Friday, May 18, 2007

We've always had an unelected Head of State. We now have an unelected head of government. Gordon Brown is now, to all intents and purposes, Prime Minister of the UK. No-one voted for him. Not even his own party, let alone the country. The power-loving apparatchiks and sycophants which make up the Parliamentary Labour Party didn't have enough backbone between them to muster just 45 supporters for a challenger. So no election, no debate, no forcing Gordon Brown to come out with more than the vacuous buzzwords he's mouthed so far ("trust... renewal..."). No democracy.

2 comments:

kathz said...

I agree about Brown but another matter disurbs me more.
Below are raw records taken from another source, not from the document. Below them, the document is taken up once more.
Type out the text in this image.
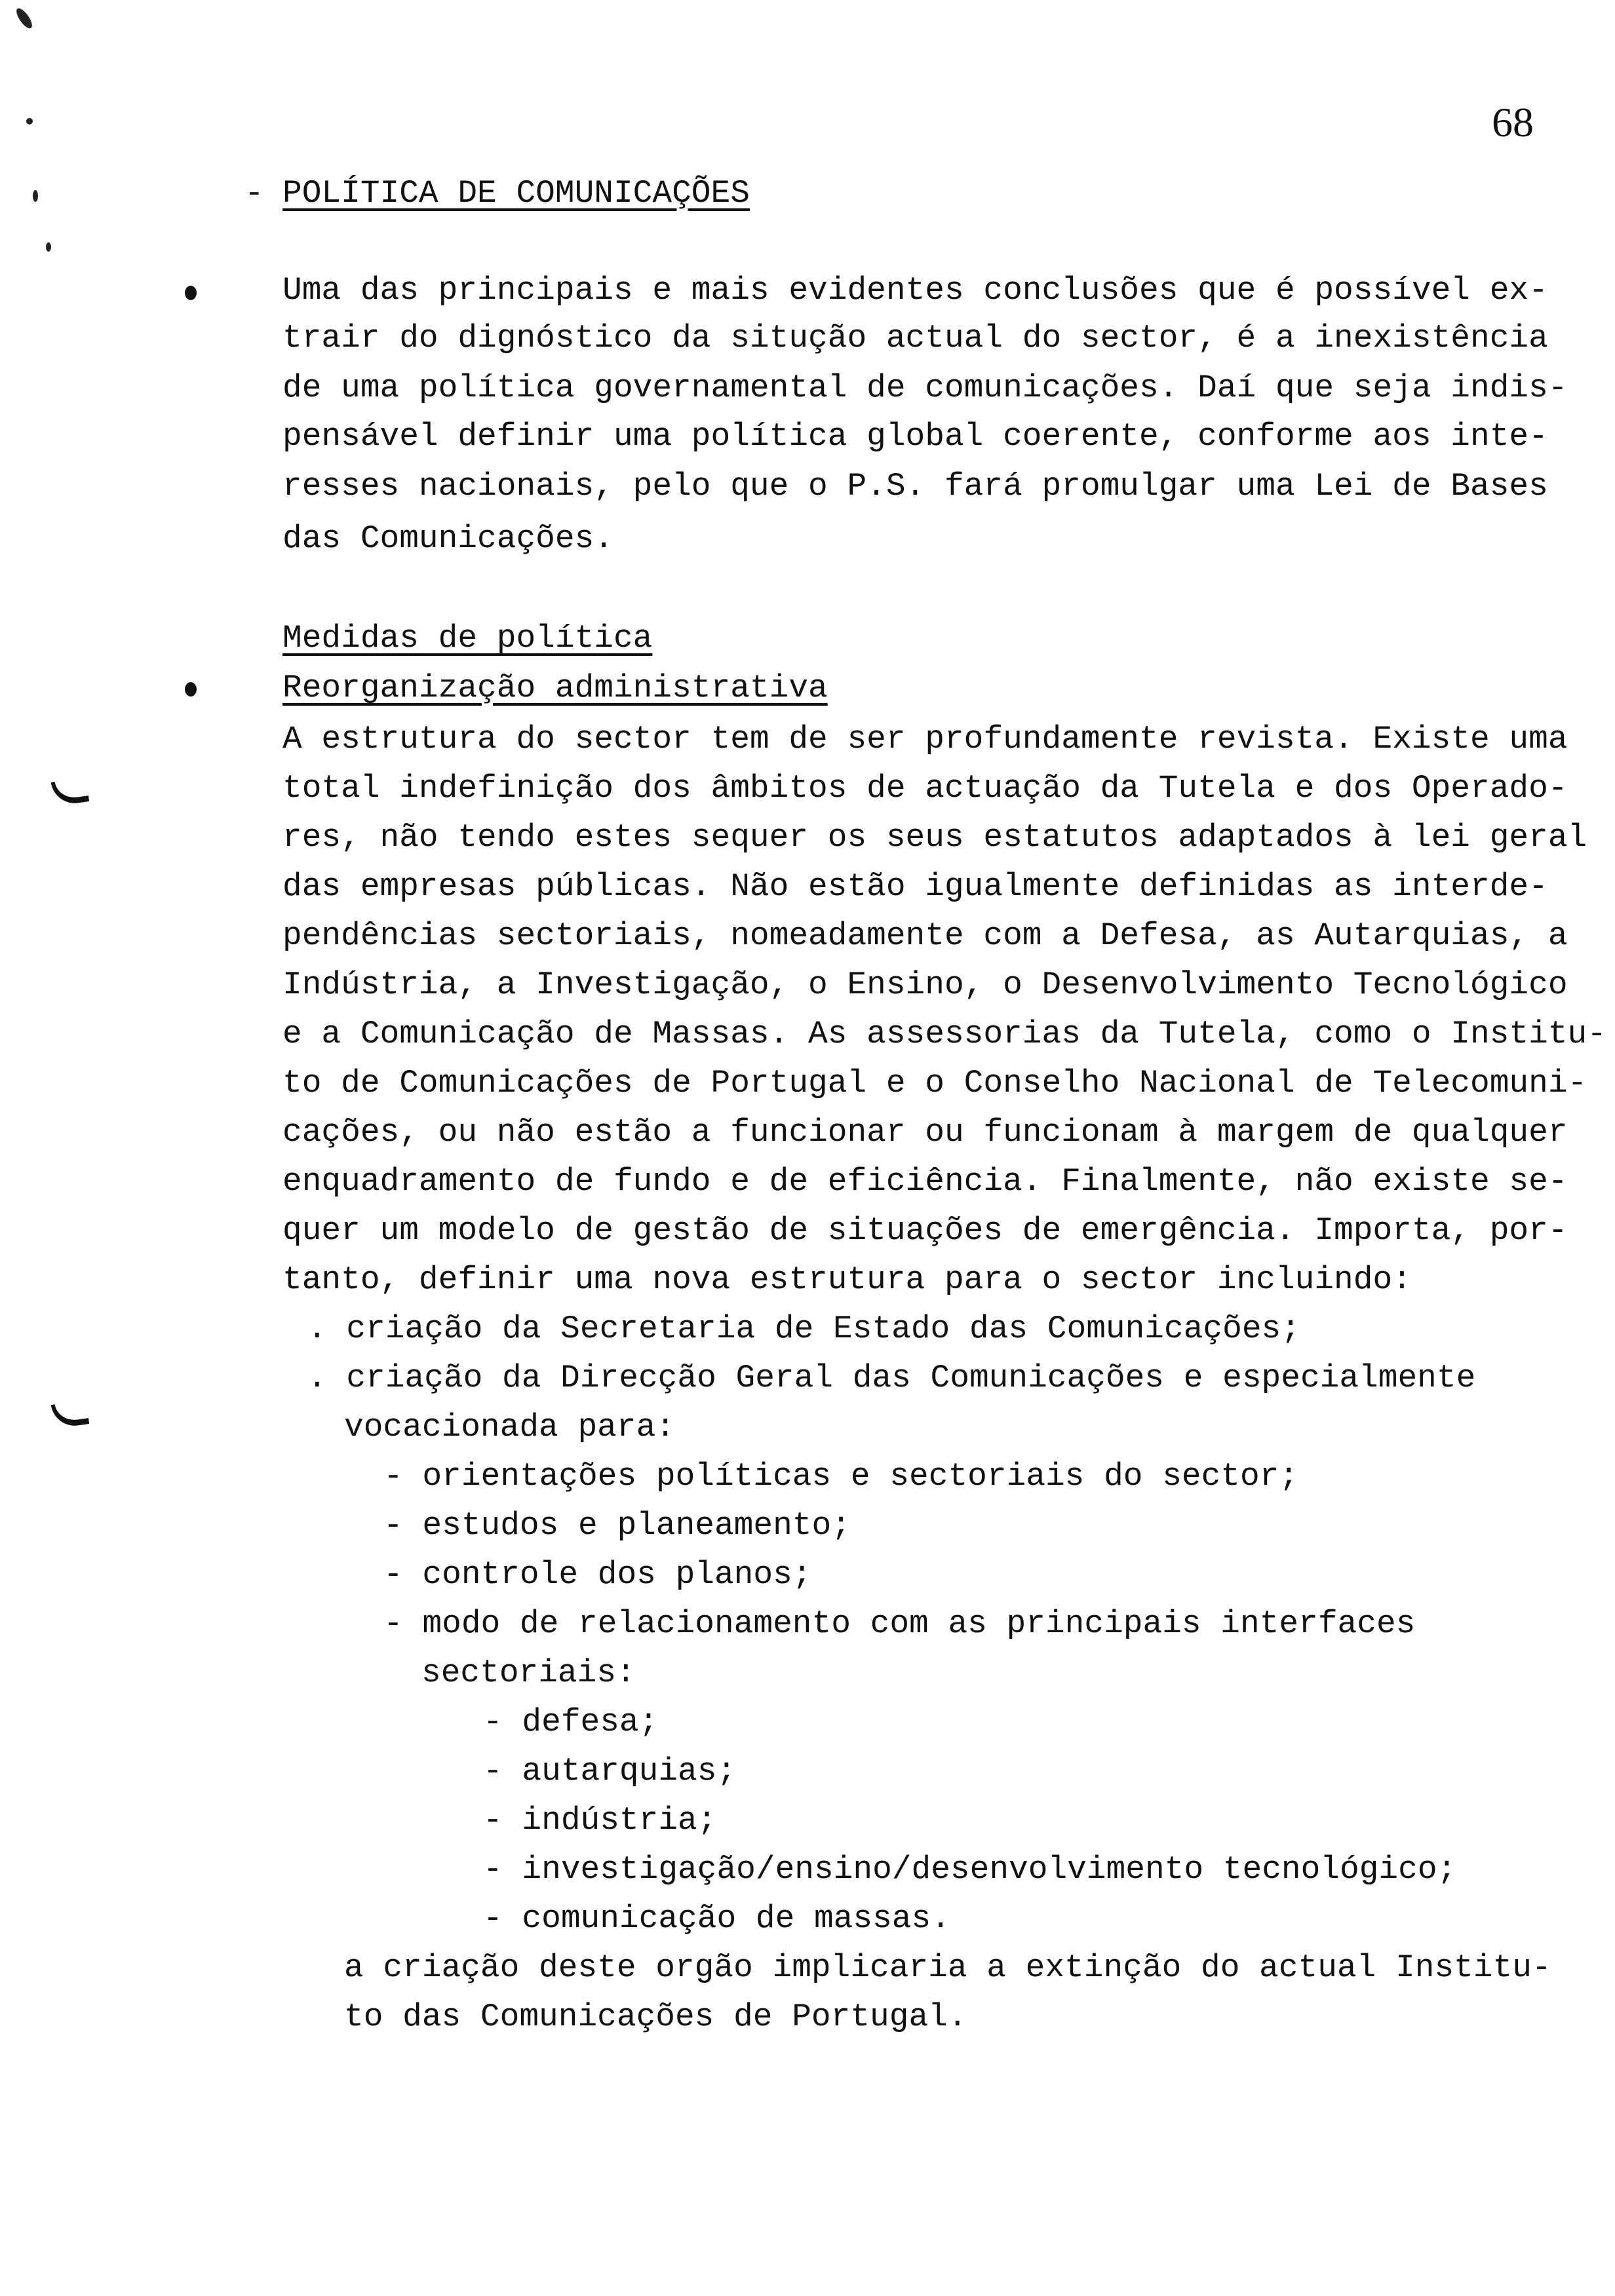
68
- POLÍTICA DE COMUNICAÇÕES
Uma das principais e mais evidentes conclusões que é possível ex-
trair do dignóstico da situção actual do sector, é a inexistência
de uma política governamental de comunicações. Daí que seja indis-
pensável definir uma política global coerente, conforme aos inte-
resses nacionais, pelo que o P.S. fará promulgar uma Lei de Bases
das Comunicações.
Medidas de política
Reorganização administrativa
A estrutura do sector tem de ser profundamente revista. Existe uma
total indefinição dos âmbitos de actuação da Tutela e dos Operado-
res, não tendo estes sequer os seus estatutos adaptados à lei geral
das empresas públicas. Não estão igualmente definidas as interde-
pendências sectoriais, nomeadamente com a Defesa, as Autarquias, a
Indústria, a Investigação, o Ensino, o Desenvolvimento Tecnológico
e a Comunicação de Massas. As assessorias da Tutela, como o Institu-
to de Comunicações de Portugal e o Conselho Nacional de Telecomuni-
cações, ou não estão a funcionar ou funcionam à margem de qualquer
enquadramento de fundo e de eficiência. Finalmente, não existe se-
quer um modelo de gestão de situações de emergência. Importa, por-
tanto, definir uma nova estrutura para o sector incluindo:
. criação da Secretaria de Estado das Comunicações;
. criação da Direcção Geral das Comunicações e especialmente
vocacionada para:
- orientações políticas e sectoriais do sector;
- estudos e planeamento;
- controle dos planos;
- modo de relacionamento com as principais interfaces
sectoriais:
- defesa;
- autarquias;
- indústria;
- investigação/ensino/desenvolvimento tecnológico;
- comunicação de massas.
a criação deste orgão implicaria a extinção do actual Institu-
to das Comunicações de Portugal.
I think it's important to focus on a couple of matters in the EU: the treaty with North America that was agreed a couple of weeks ago and which will presumably be ratified at Blair's last meeting with the European heads of state, and the plan advanced by Angela Merkel and supported by Blair and Sarkozy to pass a mini-constitution without referendum. I've blogged about this at http://uk.blog.360.yahoo.com/kathleenzbell in my post "End of a holiday" (2nd page - post of 13th May) and in a very brief post at http://freecommonwealth.blogspot.com/ on 7th May. If my suspicions about the contents of this treaty and constitution are right, we could be about to lose some crucial democratic rights (as happened in Canada when they signed a treaty with the U.S.). I don't know what the mini-constitution will say but there were disturbing elements in the one that was rejected - including a power of given to the European Central Bank.
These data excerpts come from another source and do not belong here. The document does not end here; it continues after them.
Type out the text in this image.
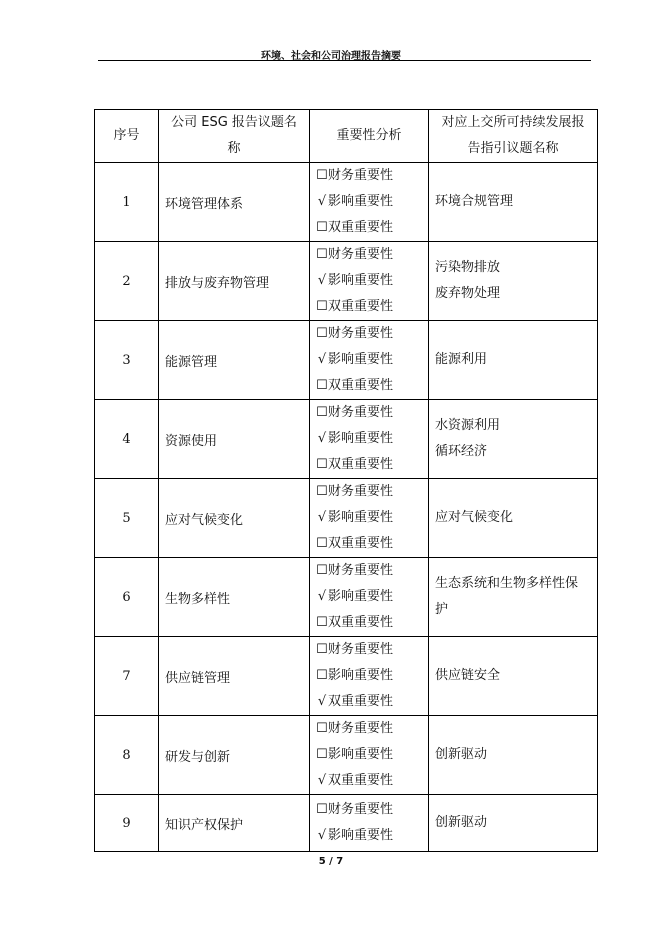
环境、社会和公司治理报告摘要
序号	公司 ESG 报告议题名称	重要性分析	对应上交所可持续发展报
告指引议题名称

1	环境管理体系	☐财务重要性
√ 影响重要性
☐双重重要性	环境合规管理

2	排放与废弃物管理	☐财务重要性
√ 影响重要性
☐双重重要性	污染物排放
废弃物处理

3	能源管理	☐财务重要性
√ 影响重要性
☐双重重要性	能源利用

4	资源使用	☐财务重要性
√ 影响重要性
☐双重重要性	水资源利用
循环经济

5	应对气候变化	☐财务重要性
√ 影响重要性
☐双重重要性	应对气候变化

6	生物多样性	☐财务重要性
√ 影响重要性
☐双重重要性	生态系统和生物多样性保
护

7	供应链管理	☐财务重要性
☐影响重要性
√ 双重重要性	供应链安全

8	研发与创新	☐财务重要性
☐影响重要性
√ 双重重要性	创新驱动

9	知识产权保护	☐财务重要性
√ 影响重要性	创新驱动
5 / 7
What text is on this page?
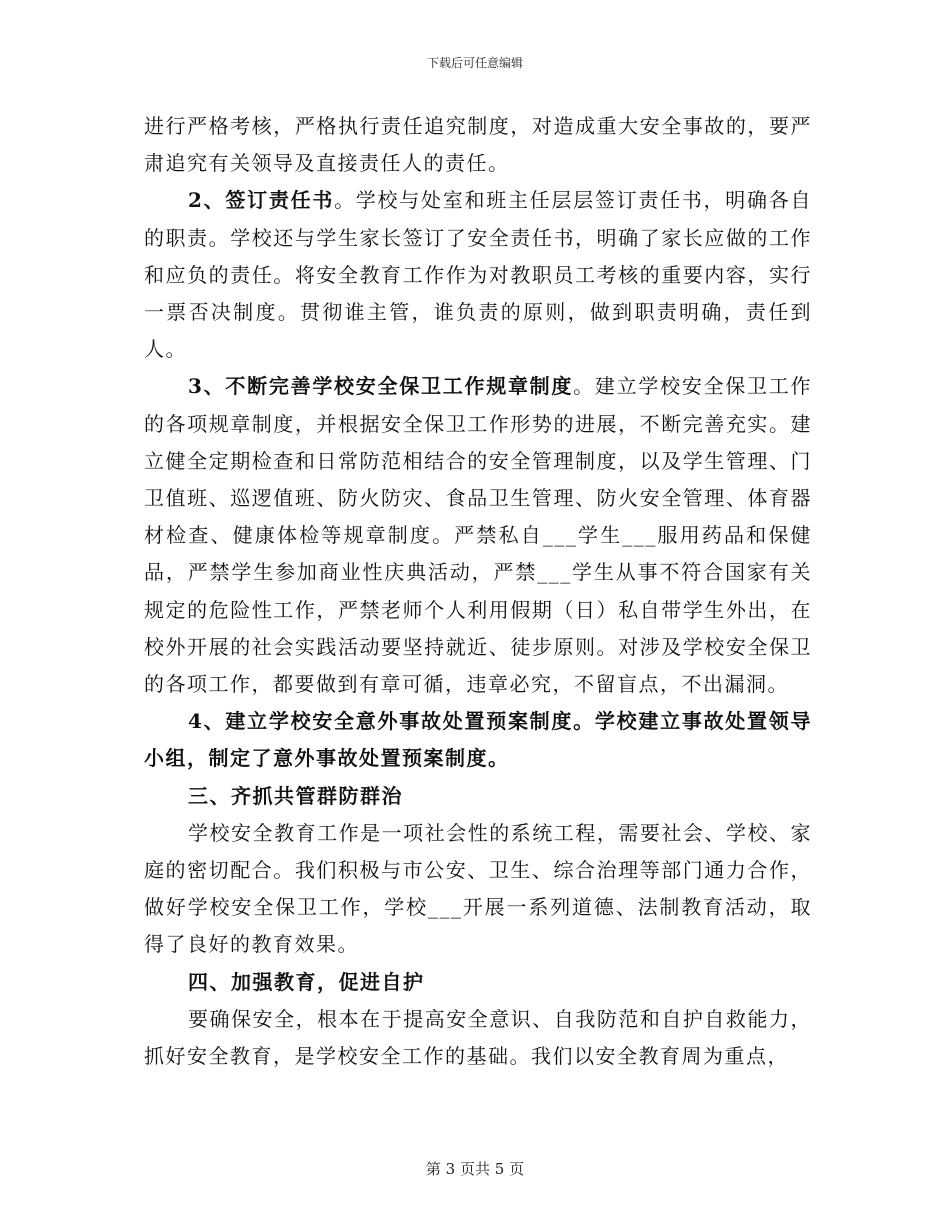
下载后可任意编辑

进行严格考核，严格执行责任追究制度，对造成重大安全事故的，要严肃追究有关领导及直接责任人的责任。

2、签订责任书。学校与处室和班主任层层签订责任书，明确各自的职责。学校还与学生家长签订了安全责任书，明确了家长应做的工作和应负的责任。将安全教育工作作为对教职员工考核的重要内容，实行一票否决制度。贯彻谁主管，谁负责的原则，做到职责明确，责任到人。

3、不断完善学校安全保卫工作规章制度。建立学校安全保卫工作的各项规章制度，并根据安全保卫工作形势的进展，不断完善充实。建立健全定期检查和日常防范相结合的安全管理制度，以及学生管理、门卫值班、巡逻值班、防火防灾、食品卫生管理、防火安全管理、体育器材检查、健康体检等规章制度。严禁私自___学生___服用药品和保健品，严禁学生参加商业性庆典活动，严禁___学生从事不符合国家有关规定的危险性工作，严禁老师个人利用假期（日）私自带学生外出，在校外开展的社会实践活动要坚持就近、徒步原则。对涉及学校安全保卫的各项工作，都要做到有章可循，违章必究，不留盲点，不出漏洞。

4、建立学校安全意外事故处置预案制度。学校建立事故处置领导小组，制定了意外事故处置预案制度。

三、齐抓共管群防群治

学校安全教育工作是一项社会性的系统工程，需要社会、学校、家庭的密切配合。我们积极与市公安、卫生、综合治理等部门通力合作，做好学校安全保卫工作，学校___开展一系列道德、法制教育活动，取得了良好的教育效果。

四、加强教育，促进自护

要确保安全，根本在于提高安全意识、自我防范和自护自救能力，抓好安全教育，是学校安全工作的基础。我们以安全教育周为重点，

第 3 页共 5 页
I'm strongly pro-EU in many ways, by the way, and I hope I'm wrong about this. (I'd rather spend time thinking about poetry.)

Alan Baker said...

The post on your blog is interesting Kath. The bit about the treaty based on the North American model is disturbing. Democratic constraints on corporate power are a great inconvenience - I've always thought in fact that democracy was an inconvenience to Blair generally, and his post-PM career will allow him to operate without such constraints (at the World Bank perhaps?)